The prognosis after surgery is generally excellent. In one long-term follow-up study of horses that had cartilage flap reattachment in the stifle, 95% of horses with performance data were sound and had reached their intended athletic potential. Success rates vary somewhat by joint location, with stifle and hock lesions tending to respond best when addressed early.

When Surgery Isn’t Needed

Not every OCD lesion requires surgery. Small lesions in very young foals, particularly those under 8 to 12 months old, sometimes resolve on their own as the skeleton continues to mature. In these cases, veterinarians may recommend a period of dietary adjustment and controlled exercise with follow-up radiographs several months later to track healing. The decision to pursue conservative management depends on the size and location of the lesion, the horse’s age, and whether there are clinical signs like lameness or significant joint swelling. Lesions that persist beyond 12 months of age or that produce loose fragments are less likely to resolve without intervention.

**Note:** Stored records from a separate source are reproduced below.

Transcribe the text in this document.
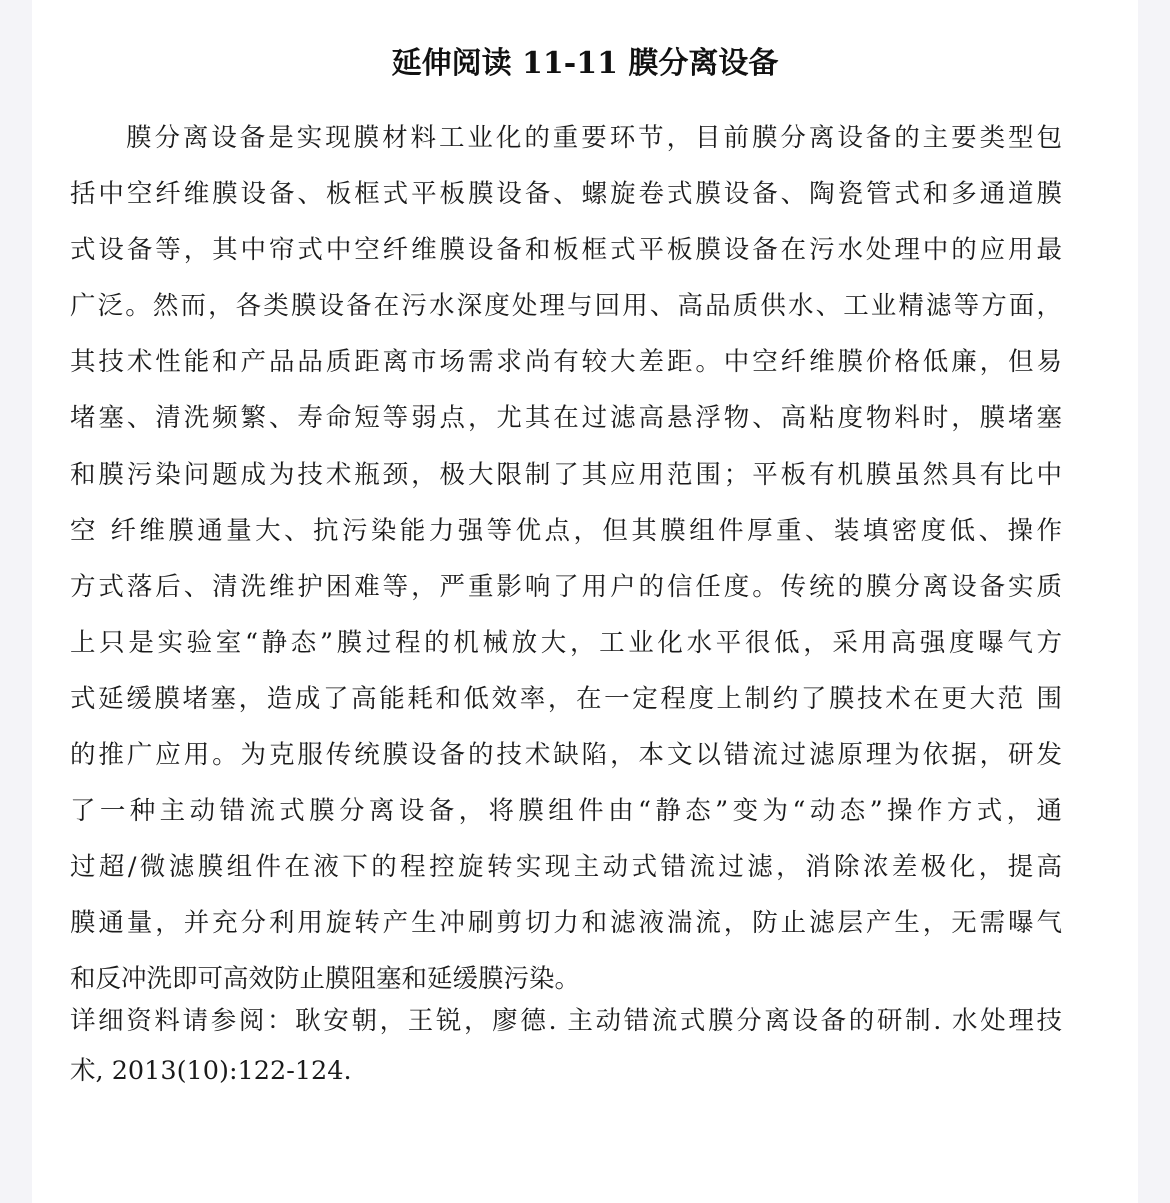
延伸阅读 11-11 膜分离设备
膜分离设备是实现膜材料工业化的重要环节，目前膜分离设备的主要类型包
括中空纤维膜设备、板框式平板膜设备、螺旋卷式膜设备、陶瓷管式和多通道膜
式设备等，其中帘式中空纤维膜设备和板框式平板膜设备在污水处理中的应用最
广泛。然而，各类膜设备在污水深度处理与回用、高品质供水、工业精滤等方面，
其技术性能和产品品质距离市场需求尚有较大差距。中空纤维膜价格低廉，但易
堵塞、清洗频繁、寿命短等弱点，尤其在过滤高悬浮物、高粘度物料时，膜堵塞
和膜污染问题成为技术瓶颈，极大限制了其应用范围；平板有机膜虽然具有比中
空 纤维膜通量大、抗污染能力强等优点，但其膜组件厚重、装填密度低、操作
方式落后、清洗维护困难等，严重影响了用户的信任度。传统的膜分离设备实质
上只是实验室“静态”膜过程的机械放大，工业化水平很低，采用高强度曝气方
式延缓膜堵塞，造成了高能耗和低效率，在一定程度上制约了膜技术在更大范 围
的推广应用。为克服传统膜设备的技术缺陷，本文以错流过滤原理为依据，研发
了一种主动错流式膜分离设备，将膜组件由“静态”变为“动态”操作方式，通
过超/微滤膜组件在液下的程控旋转实现主动式错流过滤，消除浓差极化，提高
膜通量，并充分利用旋转产生冲刷剪切力和滤液湍流，防止滤层产生，无需曝气
和反冲洗即可高效防止膜阻塞和延缓膜污染。
详细资料请参阅：耿安朝，王锐，廖德. 主动错流式膜分离设备的研制. 水处理技
术, 2013(10):122-124.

Reducing OCD Risk in Young Horses

For breeders and foal owners, nutrition management is the most practical way to lower OCD risk. The goal is steady, moderate growth rather than rapid weight gain. Foals should be fed a properly formulated concentrate at 0.25% to 1.0% of body weight per day, split into two or three meals, alongside free-choice access to good quality mixed grass and legume hay or pasture. Pelleted or extruded feeds produce lower glucose and insulin spikes than textured sweet feeds, making them a better choice, especially for foals from bloodlines predisposed to OCD.

Keeping foals in lean body condition is important. You should be able to feel the ribs with light pressure over the flank without seeing them prominently. The neck, loin, and croup should have smooth outlines without visible creases or bony prominences, but also without thick fat deposits. Foals should not be allowed to become obese.

Mineral balance deserves attention. A balanced calcium-to-phosphorus ratio and adequate copper intake support normal cartilage maturation. If concentrate is fed at lower amounts (less than 0.5% body weight), adding a balanced mineral supplement may be necessary. Mares should eat the same concentrate as their foals when the foal has access to the mare’s feed, preventing the foal from consuming an inappropriate diet.

Exercise management follows a simple principle: maximize free movement, minimize forced work. Turning foals out in the largest area available for as many hours as possible, ideally 24-hour turnout, promotes healthy bone development. Strenuous forced exercise, particularly lunging in circles, should be avoided in young growing horses. Plain white or trace mineral salt and clean water should always be available.